Zalzala
- Author: Arshadul Qadri
- Language: Urdu, English, Bangla, Hindi
- Series: Deobandi Fitna Ka Radd
- Genre: Refutation
- Published: 1974
- Publication date: 1974
- Publication place: India

= Zalzala (book) =

Book by Arshadul Qadri

Zalzala (trans: Earthquake) is a treatise written by Arshadul Qadri, an Indian Islamic scholar in 1972. It is widely known as the most known book of Qadri written as Barelvi response to Deobandi beliefs about Prophet Muhammad based on books written by Ashraf Ali Thanwi, Qasim Nanautvi and other Deobandi Ulamas.

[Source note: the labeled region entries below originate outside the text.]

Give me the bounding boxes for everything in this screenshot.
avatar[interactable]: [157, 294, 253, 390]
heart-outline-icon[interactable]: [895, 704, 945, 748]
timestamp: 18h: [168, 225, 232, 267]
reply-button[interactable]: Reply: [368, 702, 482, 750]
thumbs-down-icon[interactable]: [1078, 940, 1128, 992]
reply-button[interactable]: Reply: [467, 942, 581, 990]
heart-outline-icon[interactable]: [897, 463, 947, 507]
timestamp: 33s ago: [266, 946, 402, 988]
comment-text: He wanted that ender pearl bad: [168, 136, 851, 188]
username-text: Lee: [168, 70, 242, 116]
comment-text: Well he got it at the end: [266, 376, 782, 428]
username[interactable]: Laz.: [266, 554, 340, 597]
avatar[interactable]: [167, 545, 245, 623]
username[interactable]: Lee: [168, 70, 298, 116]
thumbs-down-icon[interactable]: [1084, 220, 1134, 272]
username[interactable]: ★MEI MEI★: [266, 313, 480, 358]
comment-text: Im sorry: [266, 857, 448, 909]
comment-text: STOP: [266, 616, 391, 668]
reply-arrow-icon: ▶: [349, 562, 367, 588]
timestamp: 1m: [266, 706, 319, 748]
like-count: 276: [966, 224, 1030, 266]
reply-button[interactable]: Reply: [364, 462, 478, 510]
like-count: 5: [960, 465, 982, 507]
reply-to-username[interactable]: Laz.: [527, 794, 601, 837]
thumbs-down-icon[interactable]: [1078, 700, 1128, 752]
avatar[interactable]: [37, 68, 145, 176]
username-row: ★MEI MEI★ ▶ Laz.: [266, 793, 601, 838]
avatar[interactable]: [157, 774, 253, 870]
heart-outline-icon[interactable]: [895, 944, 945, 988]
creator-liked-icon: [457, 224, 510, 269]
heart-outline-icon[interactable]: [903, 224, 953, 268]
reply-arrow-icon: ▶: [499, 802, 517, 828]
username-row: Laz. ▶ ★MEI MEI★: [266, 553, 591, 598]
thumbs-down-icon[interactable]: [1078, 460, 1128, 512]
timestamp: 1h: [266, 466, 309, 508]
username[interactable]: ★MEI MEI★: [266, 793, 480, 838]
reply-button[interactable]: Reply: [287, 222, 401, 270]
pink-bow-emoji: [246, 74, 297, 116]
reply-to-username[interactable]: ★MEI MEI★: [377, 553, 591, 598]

This book is in the syllabus of hundreds of Madrasas and Institutions in India, Pakistan and Bangladesh. It has different chapters discussing different faiths of Deobandi movement against the beliefs of Islam and Prophet Muhammad. It is written with the reference to Older texts and new texts like Fatawa-e-Razaviyya and Husamul Haramain.

== Response ==
In response to this book many Deobandi people have written books, including Inkishāf 'Zalzalah' ke baʻd by Mufti Abdul Jalil in 1974, Zalzala: Barelvi Fitna Ka Roop Arshadul Qadri Sahab Ki Kitab Zalzala Ka Tanqeedi Jaiza Aur Tahqeeqi Jaiza by Muhammad Arif Sambhali in 1974, Zalzala Par Zalzala by Najmuddin Ahiyai in 1975 and Tawheed Ka Khanjar: Tawheed Ke Haqeeqat Quran Wa Hadees Ke Raushni Mein Arshadul Qadri Ki Kitab Aur Meer Wa Mubr Jaisi Zahreeli Kitabon Ka Dandan Shikan Jawab by Imam Ali Danish in 1999.